Yang menentukan diferensiasi dan inovasi Arendt tentang politik adalah konotasi negatif yang ia berikan pada munculnya pertanyaan sosial dari interior rumah yang gelap hingga terangnya ruang publik, tidak hanya menghapus garis batas lama antara ruang private dan ruang publik, tetapi  mengubah makna kedua kata tersebut dan signifikansinya bagi kehidupan individu dan warga negara hingga hampir tidak dapat dikenali lagi (Arendt). Yang privat, dalam modernitas, tidak hanya bertentangan dengan yang politis, tetapi  dengan yang sosial, padahal ia berkaitan erat dengannya. Jadi, bertentangan dengan apa yang diharapkan, Arendt dengan tepat mengamati  masyarakat massa bukanlah sebuah identifikasi dengan ruang publik; dalam masyarakat seperti ini:
Laki-laki telah menjadi sepenuhnya tertutup, yaitu, mereka tidak dapat melihat dan mendengar orang lain, tidak dapat dilihat dan didengar oleh orang lain. Setiap orang terkunci dalam subjektivitas pengalaman tunggalnya masing-masing, yang akan tetap tunggal jika pengalaman yang sama dikalikan berkali-kali. Akhir dari dunia bersama hanya akan terjadi bila ia dilihat hanya dalam satu aspek dan dibiarkan muncul hanya dalam satu perspektif (Arendt).
Dunia umum melekat dalam penampilan di depan umum dan dengan demikian mencari transendensi terhadap keterbatasan temporal yang merupakan ciri khas dari kesia-siaan kehidupan individu.

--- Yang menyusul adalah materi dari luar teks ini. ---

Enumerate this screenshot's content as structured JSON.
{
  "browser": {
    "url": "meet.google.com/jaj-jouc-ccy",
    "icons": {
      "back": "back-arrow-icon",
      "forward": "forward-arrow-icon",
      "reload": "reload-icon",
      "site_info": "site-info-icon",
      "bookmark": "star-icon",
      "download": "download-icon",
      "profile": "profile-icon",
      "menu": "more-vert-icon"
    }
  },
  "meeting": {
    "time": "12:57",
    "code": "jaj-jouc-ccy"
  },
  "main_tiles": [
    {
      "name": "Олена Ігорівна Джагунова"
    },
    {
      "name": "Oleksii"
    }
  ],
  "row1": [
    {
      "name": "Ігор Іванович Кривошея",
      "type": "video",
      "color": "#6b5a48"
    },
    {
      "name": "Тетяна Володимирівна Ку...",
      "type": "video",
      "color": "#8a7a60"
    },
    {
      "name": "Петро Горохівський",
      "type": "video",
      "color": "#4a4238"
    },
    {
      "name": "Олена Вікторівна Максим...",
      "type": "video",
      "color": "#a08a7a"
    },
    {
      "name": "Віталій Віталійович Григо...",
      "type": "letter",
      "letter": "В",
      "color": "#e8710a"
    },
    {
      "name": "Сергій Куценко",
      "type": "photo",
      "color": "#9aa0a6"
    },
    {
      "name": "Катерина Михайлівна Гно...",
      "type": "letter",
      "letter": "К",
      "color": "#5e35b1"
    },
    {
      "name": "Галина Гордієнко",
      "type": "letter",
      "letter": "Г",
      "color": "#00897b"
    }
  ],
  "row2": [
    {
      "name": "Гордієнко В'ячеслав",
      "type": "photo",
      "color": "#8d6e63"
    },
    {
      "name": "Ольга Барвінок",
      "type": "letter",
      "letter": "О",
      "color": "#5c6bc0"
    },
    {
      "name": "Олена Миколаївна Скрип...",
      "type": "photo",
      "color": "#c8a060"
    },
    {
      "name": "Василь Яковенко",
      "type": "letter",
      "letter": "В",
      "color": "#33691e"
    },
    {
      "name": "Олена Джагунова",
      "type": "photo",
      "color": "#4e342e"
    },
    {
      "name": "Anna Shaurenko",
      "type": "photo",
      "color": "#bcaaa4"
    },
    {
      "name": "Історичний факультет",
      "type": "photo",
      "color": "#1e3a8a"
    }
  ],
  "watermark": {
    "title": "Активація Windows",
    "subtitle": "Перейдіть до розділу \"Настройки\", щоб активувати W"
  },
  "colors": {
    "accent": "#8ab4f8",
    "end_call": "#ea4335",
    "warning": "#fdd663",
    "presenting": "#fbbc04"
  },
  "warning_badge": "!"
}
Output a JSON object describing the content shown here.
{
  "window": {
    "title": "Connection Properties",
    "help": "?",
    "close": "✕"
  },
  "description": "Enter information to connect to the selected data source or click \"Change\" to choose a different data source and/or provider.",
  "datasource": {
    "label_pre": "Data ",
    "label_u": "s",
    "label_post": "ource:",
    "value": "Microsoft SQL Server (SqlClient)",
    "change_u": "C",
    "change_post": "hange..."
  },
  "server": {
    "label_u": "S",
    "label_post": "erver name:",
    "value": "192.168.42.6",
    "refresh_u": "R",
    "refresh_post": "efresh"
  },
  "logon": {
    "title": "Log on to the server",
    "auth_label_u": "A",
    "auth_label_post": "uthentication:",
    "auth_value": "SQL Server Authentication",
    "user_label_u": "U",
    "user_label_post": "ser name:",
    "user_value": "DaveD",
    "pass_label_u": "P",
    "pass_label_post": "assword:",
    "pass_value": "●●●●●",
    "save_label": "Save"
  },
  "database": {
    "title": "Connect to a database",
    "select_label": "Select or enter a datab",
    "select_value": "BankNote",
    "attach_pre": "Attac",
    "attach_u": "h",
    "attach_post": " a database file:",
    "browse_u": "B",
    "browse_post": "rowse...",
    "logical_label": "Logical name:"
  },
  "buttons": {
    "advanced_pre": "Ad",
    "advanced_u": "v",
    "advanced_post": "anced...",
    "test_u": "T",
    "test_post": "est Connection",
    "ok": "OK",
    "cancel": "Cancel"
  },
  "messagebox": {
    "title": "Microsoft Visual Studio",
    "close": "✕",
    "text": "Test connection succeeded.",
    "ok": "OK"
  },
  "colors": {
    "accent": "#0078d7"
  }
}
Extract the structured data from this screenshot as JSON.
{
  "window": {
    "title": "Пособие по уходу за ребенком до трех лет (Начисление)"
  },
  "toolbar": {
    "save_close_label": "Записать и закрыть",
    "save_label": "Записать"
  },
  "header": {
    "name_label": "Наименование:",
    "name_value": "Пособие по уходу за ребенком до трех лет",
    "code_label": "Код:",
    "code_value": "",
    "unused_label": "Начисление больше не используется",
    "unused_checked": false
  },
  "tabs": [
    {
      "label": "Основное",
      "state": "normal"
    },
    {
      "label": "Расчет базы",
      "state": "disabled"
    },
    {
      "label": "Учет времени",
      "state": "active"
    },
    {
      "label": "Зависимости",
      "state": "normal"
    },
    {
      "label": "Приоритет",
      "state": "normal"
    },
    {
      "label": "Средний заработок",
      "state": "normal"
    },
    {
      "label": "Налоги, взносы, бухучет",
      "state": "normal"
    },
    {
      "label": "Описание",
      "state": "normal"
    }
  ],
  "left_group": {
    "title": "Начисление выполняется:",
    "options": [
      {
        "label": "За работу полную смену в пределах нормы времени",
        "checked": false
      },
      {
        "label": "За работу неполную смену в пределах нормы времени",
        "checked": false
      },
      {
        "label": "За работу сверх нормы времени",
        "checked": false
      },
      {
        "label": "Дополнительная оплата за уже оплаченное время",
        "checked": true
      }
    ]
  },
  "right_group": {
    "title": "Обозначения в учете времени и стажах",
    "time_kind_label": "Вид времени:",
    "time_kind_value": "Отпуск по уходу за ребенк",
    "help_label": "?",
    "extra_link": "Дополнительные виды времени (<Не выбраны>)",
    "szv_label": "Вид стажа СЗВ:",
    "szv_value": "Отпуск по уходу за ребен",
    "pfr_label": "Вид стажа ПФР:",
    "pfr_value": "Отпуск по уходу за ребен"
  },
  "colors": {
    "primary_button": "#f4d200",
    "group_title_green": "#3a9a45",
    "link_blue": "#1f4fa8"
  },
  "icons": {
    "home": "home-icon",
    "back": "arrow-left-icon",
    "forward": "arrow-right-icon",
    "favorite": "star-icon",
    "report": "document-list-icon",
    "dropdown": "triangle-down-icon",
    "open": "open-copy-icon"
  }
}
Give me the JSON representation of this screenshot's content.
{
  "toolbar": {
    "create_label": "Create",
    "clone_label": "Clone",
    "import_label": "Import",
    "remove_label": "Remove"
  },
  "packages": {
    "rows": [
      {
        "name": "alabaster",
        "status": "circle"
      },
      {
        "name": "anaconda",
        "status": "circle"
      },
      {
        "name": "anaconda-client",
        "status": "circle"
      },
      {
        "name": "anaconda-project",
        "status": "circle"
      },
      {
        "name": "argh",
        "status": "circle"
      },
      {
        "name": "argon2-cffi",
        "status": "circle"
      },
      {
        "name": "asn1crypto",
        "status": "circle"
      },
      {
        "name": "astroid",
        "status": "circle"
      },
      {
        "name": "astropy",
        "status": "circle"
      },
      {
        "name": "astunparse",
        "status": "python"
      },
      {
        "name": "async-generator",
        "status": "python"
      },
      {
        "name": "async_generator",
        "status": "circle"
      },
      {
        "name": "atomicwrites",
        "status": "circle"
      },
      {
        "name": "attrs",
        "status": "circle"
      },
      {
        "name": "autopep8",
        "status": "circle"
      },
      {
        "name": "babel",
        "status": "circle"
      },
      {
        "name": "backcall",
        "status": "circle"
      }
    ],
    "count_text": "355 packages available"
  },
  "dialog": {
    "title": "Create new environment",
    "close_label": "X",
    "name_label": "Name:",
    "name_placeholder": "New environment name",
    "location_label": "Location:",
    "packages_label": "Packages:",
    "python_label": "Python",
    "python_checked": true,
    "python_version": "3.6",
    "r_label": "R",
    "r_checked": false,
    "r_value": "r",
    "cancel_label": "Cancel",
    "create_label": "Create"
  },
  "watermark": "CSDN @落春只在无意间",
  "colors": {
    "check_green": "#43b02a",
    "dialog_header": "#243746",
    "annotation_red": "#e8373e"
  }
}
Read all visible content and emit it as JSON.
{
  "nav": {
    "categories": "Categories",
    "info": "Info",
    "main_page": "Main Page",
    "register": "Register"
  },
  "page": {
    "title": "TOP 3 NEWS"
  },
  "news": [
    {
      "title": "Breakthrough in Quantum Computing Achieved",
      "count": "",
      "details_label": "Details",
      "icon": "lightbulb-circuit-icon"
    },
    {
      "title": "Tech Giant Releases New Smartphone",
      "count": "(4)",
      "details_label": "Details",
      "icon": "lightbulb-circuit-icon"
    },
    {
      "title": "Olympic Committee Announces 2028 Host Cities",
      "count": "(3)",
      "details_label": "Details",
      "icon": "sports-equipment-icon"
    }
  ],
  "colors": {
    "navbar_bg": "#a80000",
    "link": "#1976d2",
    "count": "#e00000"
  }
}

Di sanalah kita dapat mengelompokkan diri kita dengan orang lain dan pada saat yang sama berhubungan serta membedakan diri kita dari mereka.
Kini, menempatkan politik sebagai bidang yang dijalankan oleh subjek yang majemuk adalah sesuatu yang sangat menonjol dari kontribusi Arendt dalam diskusi politik. Politik tidak bisa menjadi sesuatu yang privat, karena yang menjadi ciri konsep tersebut adalah tidak adanya keterhubungan (dan sekaligus terpisah) dari orang lain, karena kita memiliki dunia yang sama.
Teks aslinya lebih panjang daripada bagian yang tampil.